In the first part of this series, Joe Ferrara, president and CEO of Pittsburgh-based Wombat Security Technologies, offered suggestions on shielding sensitive agency information from the bad guys, including avoiding free Wi-Fi and the dangers of using file-sharing software on an agency laptop.
Ferrara speaks from experience. His firm provides interactive software-based cyber security assessment and training for employees in governments and other organizations. Employees practice concepts as they learn through the coursework. The training gives security officers the knowledge they need as well as information about their organization’s data security strengths and weaknesses. Here are some more of Ferrara’s tips on securing government data around the clock.
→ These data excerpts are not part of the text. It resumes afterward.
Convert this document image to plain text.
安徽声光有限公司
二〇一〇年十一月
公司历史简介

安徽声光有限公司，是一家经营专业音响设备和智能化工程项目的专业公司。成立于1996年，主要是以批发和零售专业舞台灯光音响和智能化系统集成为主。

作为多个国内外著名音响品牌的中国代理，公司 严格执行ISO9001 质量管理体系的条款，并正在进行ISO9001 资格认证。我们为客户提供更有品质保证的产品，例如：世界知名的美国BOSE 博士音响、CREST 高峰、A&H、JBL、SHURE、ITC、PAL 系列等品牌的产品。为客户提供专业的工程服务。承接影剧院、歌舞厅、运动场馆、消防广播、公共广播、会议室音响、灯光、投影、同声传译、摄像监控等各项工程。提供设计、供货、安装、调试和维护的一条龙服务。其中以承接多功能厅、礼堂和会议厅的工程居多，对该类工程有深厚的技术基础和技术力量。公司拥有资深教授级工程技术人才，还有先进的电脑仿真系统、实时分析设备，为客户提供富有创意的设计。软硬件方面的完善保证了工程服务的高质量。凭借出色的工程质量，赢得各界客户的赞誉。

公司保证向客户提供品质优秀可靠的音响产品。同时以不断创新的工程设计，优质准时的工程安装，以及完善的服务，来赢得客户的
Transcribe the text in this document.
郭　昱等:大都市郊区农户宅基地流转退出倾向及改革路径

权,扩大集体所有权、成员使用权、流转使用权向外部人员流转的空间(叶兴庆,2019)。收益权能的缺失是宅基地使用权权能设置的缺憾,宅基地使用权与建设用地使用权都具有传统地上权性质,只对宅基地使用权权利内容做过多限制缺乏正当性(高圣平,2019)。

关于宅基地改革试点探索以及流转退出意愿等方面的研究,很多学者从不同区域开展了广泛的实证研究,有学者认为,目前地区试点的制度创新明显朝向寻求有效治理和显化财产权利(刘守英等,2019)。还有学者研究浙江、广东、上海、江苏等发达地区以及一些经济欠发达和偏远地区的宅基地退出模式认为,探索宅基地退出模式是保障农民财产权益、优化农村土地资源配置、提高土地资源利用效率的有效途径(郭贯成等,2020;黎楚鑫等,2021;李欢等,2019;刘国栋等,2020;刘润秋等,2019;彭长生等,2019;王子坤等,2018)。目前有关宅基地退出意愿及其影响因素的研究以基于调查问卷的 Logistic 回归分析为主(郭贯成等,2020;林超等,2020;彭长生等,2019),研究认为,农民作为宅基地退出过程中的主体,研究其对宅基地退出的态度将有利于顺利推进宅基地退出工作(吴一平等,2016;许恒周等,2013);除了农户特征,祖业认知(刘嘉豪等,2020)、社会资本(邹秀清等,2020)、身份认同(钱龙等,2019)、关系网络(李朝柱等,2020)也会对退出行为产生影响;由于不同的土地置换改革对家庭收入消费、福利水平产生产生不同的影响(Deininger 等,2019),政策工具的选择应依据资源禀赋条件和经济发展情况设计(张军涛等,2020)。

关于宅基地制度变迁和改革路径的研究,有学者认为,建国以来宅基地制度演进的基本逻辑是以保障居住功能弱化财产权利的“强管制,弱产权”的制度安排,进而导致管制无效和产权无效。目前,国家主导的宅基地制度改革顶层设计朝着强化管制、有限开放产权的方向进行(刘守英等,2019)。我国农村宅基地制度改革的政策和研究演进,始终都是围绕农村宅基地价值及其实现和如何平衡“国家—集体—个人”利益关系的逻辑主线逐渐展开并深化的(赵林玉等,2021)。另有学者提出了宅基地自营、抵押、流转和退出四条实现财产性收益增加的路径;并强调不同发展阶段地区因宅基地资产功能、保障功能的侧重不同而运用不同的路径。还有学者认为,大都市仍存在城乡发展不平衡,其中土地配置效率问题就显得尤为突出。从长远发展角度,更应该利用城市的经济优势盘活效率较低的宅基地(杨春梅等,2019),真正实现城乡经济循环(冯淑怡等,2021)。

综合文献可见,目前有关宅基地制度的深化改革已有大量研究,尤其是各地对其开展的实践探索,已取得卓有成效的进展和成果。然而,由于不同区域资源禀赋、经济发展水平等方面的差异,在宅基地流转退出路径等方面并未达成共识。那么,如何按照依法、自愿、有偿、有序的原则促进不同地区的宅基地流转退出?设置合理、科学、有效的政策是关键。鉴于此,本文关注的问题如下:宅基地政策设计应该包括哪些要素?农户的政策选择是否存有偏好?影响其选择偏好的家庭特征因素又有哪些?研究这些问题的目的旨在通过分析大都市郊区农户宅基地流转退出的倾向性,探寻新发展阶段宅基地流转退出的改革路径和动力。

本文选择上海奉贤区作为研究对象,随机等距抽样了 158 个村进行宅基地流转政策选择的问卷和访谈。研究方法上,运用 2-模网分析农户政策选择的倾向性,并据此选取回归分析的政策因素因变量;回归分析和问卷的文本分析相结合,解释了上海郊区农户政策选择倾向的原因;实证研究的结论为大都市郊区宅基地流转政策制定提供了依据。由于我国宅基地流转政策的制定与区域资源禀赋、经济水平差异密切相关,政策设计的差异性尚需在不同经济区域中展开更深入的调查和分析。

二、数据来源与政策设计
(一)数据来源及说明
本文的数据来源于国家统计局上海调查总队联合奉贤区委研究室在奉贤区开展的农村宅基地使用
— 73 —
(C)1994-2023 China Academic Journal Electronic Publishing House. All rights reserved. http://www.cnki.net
1. Do your research on emails that request immediate action. Google the company name and get a contact number to call and ensure you’ve received a valid request. Do not trust the contact information in e-mails because cyber criminals will include phone numbers that dial the criminal directly.
2. Don’t assume that e-mails from friends or colleagues have safe links or attachments. Cyber criminals can easily collect your colleague’s e-mail address from social networking sites or the Internet and send e-mail to you that looks like it is from a safe sender. When you receive a link or attachment from a friend or colleague, the safest approach is to call your friend and verify that they actually sent you what you received.
3. Be thoughtful about your password use. Create one separate unique strong password for each activity where you provide sensitive information, such as when purchasing online, doing online banking, registering for classes, or when you e-mail in the cloud (Gmail, Microsoft Office 365). If you use the same password across all of these activities and a cyber-criminal steals it, they will have access to all of your accounts. A strong password should not be easy to guess and, therefore, shouldn’t include your or your family’s address, birthday, anniversary, etc. It must be at least eight characters long and include capital letters, symbols and numbers.
4. Put a PIN on your smartphone. A PIN on your phone protects the information on it in case it is lost or stolen. If you lose your phone, you are unlikely to get it back anyway. If you password-protect it, then your and your agency’s sensitive data won’t be misused by anyone who has your phone.
5. Be cautious about using Bluetooth. If you aren't careful, a hacker can use Bluetooth to steal information from your phone. Bluetooth tip: Turn off "discoverable" mode on your phone and disable Bluetooth when not in use.